Q. How can we reconcile living in abundance and following the path of
renunciation?
A. To answer that important question without creating further misunderstanding, we need to ask ourselves what is the nature of abundance? And secondly, why does there seem to be a conflict between having abundance and being taught that to realize God one has to practice renunciation?
Let us understand the nature of abundance is infinite. It is spiritual in substance, for it is the nature of God, or the infinite Reality, to manifest in infinite variety the love that it is and to share the joy of manifesting in the most creative, imaginative, and joyful ways whatever it conceives within its infinite consciousness. Even so, it is man’s nature to embody and experience infinite abundance. How does this square with the idea of renunciation?
Traditionally, renunciation has been a fundamental requirement for anyone seeking self-enlightenment. This idea is based on the belief that possession of worldly goods or wealth serves as an obstacle to self-enlightenment. We are quickly reminded that the Avatars and sages or yore were great renunciates and therefore we need to emulate their example. Let us understand, if the renunciation of the things of this world were the criterion for enlightenment, then you would have to inform God to be the first to initiate this reform and renounce His own creation. Of course, this is absurd.
Abundance cannot be renounced, since it is the very nature of God to thrive through all Souls in manifestation. What serves as the obstacle to enlightenment is not abundance but the consciousness of attachment to the objects of the senses. What causes this attachment? False sense-identification, born of the belief that fulfillment resides in the possession of worldly objects. Experience, of course, denies this to be the truth.

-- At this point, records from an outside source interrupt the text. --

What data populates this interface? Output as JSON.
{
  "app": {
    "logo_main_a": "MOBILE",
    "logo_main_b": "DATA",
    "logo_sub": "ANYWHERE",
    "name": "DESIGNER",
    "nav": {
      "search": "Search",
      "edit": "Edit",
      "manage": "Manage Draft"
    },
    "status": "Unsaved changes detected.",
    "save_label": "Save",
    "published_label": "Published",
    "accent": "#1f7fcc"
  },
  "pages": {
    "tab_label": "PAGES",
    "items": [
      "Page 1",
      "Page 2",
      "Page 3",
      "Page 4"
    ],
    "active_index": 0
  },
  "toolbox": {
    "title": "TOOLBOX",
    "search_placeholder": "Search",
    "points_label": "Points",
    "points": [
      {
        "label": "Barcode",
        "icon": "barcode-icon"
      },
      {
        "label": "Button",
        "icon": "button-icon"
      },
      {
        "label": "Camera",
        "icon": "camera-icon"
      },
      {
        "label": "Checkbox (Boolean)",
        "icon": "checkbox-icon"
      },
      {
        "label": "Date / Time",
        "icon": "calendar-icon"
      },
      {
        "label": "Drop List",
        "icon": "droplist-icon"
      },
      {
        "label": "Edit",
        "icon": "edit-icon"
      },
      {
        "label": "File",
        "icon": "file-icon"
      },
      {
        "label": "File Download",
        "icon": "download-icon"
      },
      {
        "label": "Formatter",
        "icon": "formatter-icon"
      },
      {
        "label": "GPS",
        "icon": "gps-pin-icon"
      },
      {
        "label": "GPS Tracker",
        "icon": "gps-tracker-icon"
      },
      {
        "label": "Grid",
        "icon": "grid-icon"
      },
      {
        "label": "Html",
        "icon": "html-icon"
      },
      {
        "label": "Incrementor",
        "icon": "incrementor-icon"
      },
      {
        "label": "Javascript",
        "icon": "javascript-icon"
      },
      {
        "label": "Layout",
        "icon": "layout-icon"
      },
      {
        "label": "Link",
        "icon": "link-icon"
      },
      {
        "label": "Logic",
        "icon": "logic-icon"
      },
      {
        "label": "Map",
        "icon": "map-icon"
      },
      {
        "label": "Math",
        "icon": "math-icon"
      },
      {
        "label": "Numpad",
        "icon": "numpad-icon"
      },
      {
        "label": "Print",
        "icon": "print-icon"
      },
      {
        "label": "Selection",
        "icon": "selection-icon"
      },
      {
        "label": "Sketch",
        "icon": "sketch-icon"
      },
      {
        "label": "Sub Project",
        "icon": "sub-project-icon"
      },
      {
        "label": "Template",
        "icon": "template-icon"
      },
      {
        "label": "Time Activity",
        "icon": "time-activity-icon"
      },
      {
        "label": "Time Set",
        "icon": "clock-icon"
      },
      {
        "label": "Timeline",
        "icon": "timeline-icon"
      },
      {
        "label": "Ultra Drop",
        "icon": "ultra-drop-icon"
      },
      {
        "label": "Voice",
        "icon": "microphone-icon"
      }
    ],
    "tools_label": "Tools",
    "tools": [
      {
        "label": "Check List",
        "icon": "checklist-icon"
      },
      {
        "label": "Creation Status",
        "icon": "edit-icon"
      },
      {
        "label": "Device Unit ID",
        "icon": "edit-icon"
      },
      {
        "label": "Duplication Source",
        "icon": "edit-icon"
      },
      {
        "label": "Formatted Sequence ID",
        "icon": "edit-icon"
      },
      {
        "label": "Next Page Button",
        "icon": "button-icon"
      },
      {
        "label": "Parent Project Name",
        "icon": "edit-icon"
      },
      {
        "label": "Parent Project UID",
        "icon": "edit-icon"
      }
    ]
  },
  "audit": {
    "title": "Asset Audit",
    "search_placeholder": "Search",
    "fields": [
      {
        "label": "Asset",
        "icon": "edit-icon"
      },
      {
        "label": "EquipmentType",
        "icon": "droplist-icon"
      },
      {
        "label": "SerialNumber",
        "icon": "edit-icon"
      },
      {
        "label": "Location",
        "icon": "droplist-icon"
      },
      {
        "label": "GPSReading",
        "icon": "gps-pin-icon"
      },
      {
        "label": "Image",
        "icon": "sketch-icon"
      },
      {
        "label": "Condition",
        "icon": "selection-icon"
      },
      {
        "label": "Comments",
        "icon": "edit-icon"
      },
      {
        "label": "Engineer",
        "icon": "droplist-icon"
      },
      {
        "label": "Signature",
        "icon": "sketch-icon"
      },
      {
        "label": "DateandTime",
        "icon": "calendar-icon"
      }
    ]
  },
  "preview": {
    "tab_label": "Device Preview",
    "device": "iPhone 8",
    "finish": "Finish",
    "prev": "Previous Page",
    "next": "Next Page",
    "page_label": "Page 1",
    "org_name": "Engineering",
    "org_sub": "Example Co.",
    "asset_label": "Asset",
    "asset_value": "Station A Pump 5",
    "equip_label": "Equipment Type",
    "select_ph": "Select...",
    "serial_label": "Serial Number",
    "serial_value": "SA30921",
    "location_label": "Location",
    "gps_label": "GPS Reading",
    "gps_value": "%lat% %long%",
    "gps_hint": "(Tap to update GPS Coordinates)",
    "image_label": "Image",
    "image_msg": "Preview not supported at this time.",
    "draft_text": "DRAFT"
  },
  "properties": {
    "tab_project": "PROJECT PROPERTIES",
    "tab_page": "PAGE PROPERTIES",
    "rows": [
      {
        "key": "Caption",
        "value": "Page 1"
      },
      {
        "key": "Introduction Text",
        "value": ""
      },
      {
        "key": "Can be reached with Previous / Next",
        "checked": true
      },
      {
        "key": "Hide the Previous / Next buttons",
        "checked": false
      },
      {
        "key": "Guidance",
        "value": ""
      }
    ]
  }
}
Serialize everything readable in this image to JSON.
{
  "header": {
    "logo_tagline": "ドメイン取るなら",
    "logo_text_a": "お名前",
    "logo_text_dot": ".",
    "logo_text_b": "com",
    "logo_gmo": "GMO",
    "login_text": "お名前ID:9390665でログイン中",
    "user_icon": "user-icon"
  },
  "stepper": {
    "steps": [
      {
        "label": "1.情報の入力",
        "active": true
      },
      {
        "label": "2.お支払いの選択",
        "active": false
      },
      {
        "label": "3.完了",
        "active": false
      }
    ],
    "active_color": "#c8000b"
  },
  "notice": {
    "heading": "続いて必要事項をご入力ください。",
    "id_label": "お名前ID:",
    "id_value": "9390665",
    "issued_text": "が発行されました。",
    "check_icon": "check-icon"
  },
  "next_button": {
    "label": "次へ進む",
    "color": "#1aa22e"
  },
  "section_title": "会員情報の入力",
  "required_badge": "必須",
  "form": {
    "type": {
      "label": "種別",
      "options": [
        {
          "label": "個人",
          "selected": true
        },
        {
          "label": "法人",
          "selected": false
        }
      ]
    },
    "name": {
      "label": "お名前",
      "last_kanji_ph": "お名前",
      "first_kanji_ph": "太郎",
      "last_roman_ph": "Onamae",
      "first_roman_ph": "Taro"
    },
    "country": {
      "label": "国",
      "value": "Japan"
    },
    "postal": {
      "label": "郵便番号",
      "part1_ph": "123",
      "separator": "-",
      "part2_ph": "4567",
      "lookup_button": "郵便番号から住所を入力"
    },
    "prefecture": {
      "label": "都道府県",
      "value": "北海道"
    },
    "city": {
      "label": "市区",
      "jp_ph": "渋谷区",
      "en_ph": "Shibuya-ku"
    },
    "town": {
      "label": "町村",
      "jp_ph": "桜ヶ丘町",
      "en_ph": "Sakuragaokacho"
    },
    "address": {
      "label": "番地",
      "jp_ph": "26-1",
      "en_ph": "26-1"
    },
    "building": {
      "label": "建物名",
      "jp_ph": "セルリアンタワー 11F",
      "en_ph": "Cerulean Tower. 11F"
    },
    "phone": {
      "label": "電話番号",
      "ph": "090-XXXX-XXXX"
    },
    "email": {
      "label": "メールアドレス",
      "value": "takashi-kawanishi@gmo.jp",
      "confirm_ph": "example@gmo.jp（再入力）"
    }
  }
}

True abundance is the realization that all the Father has, I have. Or, if you will, that each one of us is the beneficiary of infinite supply. However, the feeling of lack creates the illusion that only by struggling for the things of this world can we hope to achieve abundance. The feeling of deprivation generates greed, and that becomes the cause of suffering and obsessive attachment to the objects of the senses.
God’s will for each of us is to share in God’s nature and participate in the growth of joy, the unfoldment of love, and the sharing of divine grace with one another. By cultivating the consciousness of abundance we renounce the consciousness of lack. By developing appreciation, we are open to enlightenment and ever greater joy, connectedness with the stream of pure Existence, Consciousness, and ever greater creative self-expression. Renounce ignorance by remembering who you are. That is all there is to it.